How has the Black Lives Matter Movement Influenced British Education?
Dr Cheryl Diane Parkinson considers how grassroots campaigners are applying anti-racist principles to the schooling system
Research shows that it is not unusual for a pupil to leave secondary school having never studied a book by a black author.
In 2018/19, only 19% of students who took an English Literature ‘A’ Level were from black, Asian or ethnic minority backgrounds. In the wake of George Floyd’s murder in Minneapolis in 2020 and the global Black Lives Matter (BLM) protests that spawned as a result, many are considering what changes have taken place within society, and more specifically within schools.

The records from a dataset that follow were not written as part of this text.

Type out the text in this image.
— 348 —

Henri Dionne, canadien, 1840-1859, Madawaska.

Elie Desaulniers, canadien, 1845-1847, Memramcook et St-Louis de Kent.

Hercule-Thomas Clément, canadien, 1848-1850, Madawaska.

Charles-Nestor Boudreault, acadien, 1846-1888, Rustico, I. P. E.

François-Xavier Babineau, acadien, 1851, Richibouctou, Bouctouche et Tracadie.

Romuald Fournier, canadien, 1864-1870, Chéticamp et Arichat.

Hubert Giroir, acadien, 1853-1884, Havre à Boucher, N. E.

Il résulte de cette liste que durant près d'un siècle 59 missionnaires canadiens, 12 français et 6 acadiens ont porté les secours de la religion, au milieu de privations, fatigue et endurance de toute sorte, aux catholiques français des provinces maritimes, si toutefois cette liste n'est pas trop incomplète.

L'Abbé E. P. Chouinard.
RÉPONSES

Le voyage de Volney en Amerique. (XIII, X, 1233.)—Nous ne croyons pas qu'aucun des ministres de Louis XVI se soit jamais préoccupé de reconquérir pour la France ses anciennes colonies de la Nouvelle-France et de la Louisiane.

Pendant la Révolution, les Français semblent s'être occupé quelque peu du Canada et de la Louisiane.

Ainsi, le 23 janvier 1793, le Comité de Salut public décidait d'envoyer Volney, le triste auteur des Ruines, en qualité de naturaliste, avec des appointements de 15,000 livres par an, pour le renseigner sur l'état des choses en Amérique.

‘Diversity’ is the practice of involving people from a range of different social, ethnic and personal backgrounds in a particular activity. Schools are more aware than ever that diversity and representation matter. Without it we fuel inequality – leading to segregation, ignorance and radicalism.
The Brexit campaign of 2016 legitimised racism. Nigel Farage’s famous (and false) ‘breaking point’ propaganda poster – showing large numbers of brown people entering the country – divided the public. This campaign tugged on ideas of British exceptionalism – and whiteness – ingrained through myths of Empire.
The BLM movement is a counter-weight to these ideas, and the change often begins in schools.
Currently, 33% of compulsory school age children are of black, Asian and ethnic minority origin, yet only 7% of children’s books feature a protagonist with a similar background. Representation matters. The primary aim of a school is to educate and empower students – and representation is an important aspect of this.
- Around 11% of those in the publishing industry identify as black, Asian and ethnic minority
- In 2018, nearly 92% of teachers were white, while 92.7% of headteachers were white British
- In 2017/18, only 11% of undergraduate students were Asian and only 6% were black
Exclusion rates for students from a black background are far higher than other groups – five times more likely in some areas – but grassroots campaigns can help to combat this.
There is a resurgence in schools of the causes of diversity and anti-racist education – committing to the Race Charter. Meanwhile, Schools, Students and the Teachers network and Fig Tree International have worked in partnership to develop the Race and Conscious Equality (RACE) Charter Mark – for those institutions that wish to demonstrate their commitment to action and improvement in relation to race equality in all aspects of their work.
Organisations such as Black Curriculum, LGBTQEd network, and WomenEd are also joining together to shape the curriculum in schools.
Within the classroom, teachers are now looking at texts through a post-colonial lens. Empire is being taught alongside Gothic/19th Century novels such as Frankenstein’s Monster by Mary Shelley, and Robert Lewis Stevenson’s Jekyll and Hyde. Contextual information is used to frame and interpret these novels. Teaching Empire is not only about looking back at outdated texts – it also speaks to many of today’s writers.
Teachers are at the forefront of these changes. A. Rauf, a teacher in a state school in Halesowen, has been instrumental in implementing change, namely through several continual professional development sessions in which she focuses on Empire. She has collaborated with the TES and publisher Penguin to develop these. Last September, she set up a Diversity Working Party to widen the reach of this work beyond the classroom.
However, work also needs to be done at GCSE level, encouraging exam boards to realise the need to change.
Martin Luther King described the white moderate as “one who is more concerned with maintaining the status quo than with justice for the oppressed”. The status quo needs to be changed in the British education system, and more rapidly than many still believe.